Saturday, December 12, 2015

Kevin Baldeosingh

In the United States and other developed countries, researchers have examined parenting and families to try and figure out what the best practices are. These studies have come up with ten basic competencies that good parents have, most of which are probably also applicable to Trinidad and Tobago. The argument is that parents who have these skills are more likely to raise children who are emotionally balanced, sociable, and intellectually competent.

Now this is so important a task that you would think every society with the wherewithal would conduct such research. But only in 2009 did the Family Development Centre of the University of the West Indies conduct a survey of child-rearing practices in T&T, the first such in almost 40 years. 

The report, which must be required reading for all policy-makers and persons interested in children, was launched last month and is edited by FDC director and pedagogy expert Carol Logie and Caribbean-born US-based child development psychologist Jaipaul L Roopnarine.
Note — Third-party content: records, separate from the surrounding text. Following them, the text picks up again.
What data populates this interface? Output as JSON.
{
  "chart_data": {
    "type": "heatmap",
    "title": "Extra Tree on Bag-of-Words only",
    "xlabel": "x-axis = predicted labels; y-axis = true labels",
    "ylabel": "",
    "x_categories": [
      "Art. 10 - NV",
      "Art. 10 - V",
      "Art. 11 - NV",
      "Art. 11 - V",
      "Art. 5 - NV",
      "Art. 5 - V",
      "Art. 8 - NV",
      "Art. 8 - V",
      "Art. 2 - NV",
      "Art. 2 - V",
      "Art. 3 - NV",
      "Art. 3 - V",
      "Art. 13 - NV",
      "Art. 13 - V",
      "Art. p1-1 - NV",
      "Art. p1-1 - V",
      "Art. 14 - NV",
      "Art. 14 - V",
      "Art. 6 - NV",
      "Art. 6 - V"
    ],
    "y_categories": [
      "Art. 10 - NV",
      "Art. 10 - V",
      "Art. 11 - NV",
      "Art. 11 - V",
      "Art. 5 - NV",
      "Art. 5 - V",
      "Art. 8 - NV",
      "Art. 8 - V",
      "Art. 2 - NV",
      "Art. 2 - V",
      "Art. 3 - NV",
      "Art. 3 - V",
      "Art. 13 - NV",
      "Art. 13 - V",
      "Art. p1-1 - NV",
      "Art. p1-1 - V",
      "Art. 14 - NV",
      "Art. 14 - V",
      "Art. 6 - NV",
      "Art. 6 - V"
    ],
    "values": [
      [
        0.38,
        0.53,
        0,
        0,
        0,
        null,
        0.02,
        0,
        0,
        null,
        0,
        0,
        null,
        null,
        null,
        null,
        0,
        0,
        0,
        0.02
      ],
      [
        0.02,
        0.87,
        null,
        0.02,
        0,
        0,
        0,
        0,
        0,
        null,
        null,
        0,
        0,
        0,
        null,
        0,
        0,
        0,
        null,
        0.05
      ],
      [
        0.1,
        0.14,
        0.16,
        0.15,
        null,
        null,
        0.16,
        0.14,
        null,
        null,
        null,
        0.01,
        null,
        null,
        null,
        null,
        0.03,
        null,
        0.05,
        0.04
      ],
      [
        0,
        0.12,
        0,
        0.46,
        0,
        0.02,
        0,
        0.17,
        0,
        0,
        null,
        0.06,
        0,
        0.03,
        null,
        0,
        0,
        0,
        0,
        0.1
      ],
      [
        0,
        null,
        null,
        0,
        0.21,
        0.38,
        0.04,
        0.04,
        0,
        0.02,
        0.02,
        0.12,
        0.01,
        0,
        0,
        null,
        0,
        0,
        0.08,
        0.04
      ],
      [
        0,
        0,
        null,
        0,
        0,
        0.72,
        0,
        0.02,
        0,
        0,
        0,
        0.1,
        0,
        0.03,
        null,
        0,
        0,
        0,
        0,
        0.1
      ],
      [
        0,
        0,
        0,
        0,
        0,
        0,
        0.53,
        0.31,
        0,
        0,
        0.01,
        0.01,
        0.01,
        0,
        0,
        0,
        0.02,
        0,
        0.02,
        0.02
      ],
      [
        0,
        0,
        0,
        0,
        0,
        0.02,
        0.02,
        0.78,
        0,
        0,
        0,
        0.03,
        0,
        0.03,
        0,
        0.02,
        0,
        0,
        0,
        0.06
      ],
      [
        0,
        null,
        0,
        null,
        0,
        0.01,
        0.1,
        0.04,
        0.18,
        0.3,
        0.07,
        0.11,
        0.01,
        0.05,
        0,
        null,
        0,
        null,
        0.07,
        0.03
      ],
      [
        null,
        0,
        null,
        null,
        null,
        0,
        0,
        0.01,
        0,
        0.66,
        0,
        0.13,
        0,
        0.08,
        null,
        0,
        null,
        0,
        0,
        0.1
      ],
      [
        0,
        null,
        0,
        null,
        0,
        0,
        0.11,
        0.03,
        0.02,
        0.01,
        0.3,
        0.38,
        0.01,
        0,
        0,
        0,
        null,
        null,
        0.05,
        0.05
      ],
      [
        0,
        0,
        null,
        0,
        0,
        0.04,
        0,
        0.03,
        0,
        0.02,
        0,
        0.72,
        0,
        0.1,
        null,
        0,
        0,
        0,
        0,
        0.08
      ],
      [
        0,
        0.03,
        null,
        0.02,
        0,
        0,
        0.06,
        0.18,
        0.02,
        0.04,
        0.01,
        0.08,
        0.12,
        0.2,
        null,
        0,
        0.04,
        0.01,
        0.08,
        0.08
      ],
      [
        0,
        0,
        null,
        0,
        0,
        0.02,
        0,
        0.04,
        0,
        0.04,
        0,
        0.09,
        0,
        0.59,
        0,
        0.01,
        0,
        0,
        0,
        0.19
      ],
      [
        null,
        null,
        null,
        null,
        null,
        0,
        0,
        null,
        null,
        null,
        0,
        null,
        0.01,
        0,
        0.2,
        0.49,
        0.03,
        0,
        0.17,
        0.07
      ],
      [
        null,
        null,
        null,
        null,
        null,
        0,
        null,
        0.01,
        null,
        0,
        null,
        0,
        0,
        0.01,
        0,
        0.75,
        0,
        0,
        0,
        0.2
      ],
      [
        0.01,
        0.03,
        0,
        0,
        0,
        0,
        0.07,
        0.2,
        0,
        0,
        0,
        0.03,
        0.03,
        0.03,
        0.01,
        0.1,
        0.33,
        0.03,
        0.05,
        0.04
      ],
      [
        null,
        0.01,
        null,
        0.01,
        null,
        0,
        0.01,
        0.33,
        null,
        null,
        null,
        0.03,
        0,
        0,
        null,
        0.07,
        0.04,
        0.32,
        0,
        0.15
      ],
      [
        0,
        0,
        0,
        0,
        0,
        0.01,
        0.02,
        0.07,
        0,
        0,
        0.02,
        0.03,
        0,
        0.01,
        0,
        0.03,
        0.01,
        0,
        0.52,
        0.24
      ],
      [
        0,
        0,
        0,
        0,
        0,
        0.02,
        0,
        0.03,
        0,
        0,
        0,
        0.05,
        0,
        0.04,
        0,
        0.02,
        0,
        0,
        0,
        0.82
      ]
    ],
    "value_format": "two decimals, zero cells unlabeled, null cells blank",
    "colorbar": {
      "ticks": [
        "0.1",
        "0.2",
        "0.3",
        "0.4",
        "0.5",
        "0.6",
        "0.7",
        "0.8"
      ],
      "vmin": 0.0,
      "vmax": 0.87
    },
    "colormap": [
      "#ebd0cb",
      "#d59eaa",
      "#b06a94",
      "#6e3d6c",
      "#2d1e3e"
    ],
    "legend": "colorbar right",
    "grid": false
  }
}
Of the ten skills identified by the American researchers, two stood out as especially important. Yet these two primary skills are not what most parents would prioritise. A 2010 article by Scientific American writer Robert Epstein identified the following ten competencies:

1. Love and affection—meaning hugs and quality time

2. Stress management—you reduce anxieties for your child as much as possible, and try to keep yourself calm.

3. Good spousal relationship— even if you quarrel (and who doesn’t) you make sure the children see you making up. If you are not together, you never badtalk the other parent.

4. Autonomy and independence—you encourage your child to be as self-reliant as appropriate for their age.

5. Learning—you expose your child to educational materials, and preferably show yourself learning as well.

6. Life skills—financial stability and securing child’s economic future.

7. Behaviour management—you use positive reinforcement and punish only as a last resort.

8. Health—you feed them healthy food and make sure they’re physically active

9. Religion—you support religious and spiritual activities.

10. Safety—you protect your child and are aware of their activities and friends.

Now obviously some of these have to be modified for our society. In respect to (6), for instance, we don’t live in a developed economy so financial stability is less under our control. 

Therefore, we have to prepare our children to cope fiscally in other ways. In respect to (9), the FDC report found that “more Indo Caribbean caregivers engaged in religious and ethnic socialisation than African Caribbean caregivers.” 

Epstein, however, notes that most child development experts do not consider religious upbringing important or even consider it harmful, and he argues that the experts are wrong.

So, of these ten competencies, what are the two most important things parents should work on? It turns out to be (2) and (3)—managing stress and having a good relationship with your spouse. Unfortunately, it appears that most people are better at all the other parental competencies than this one.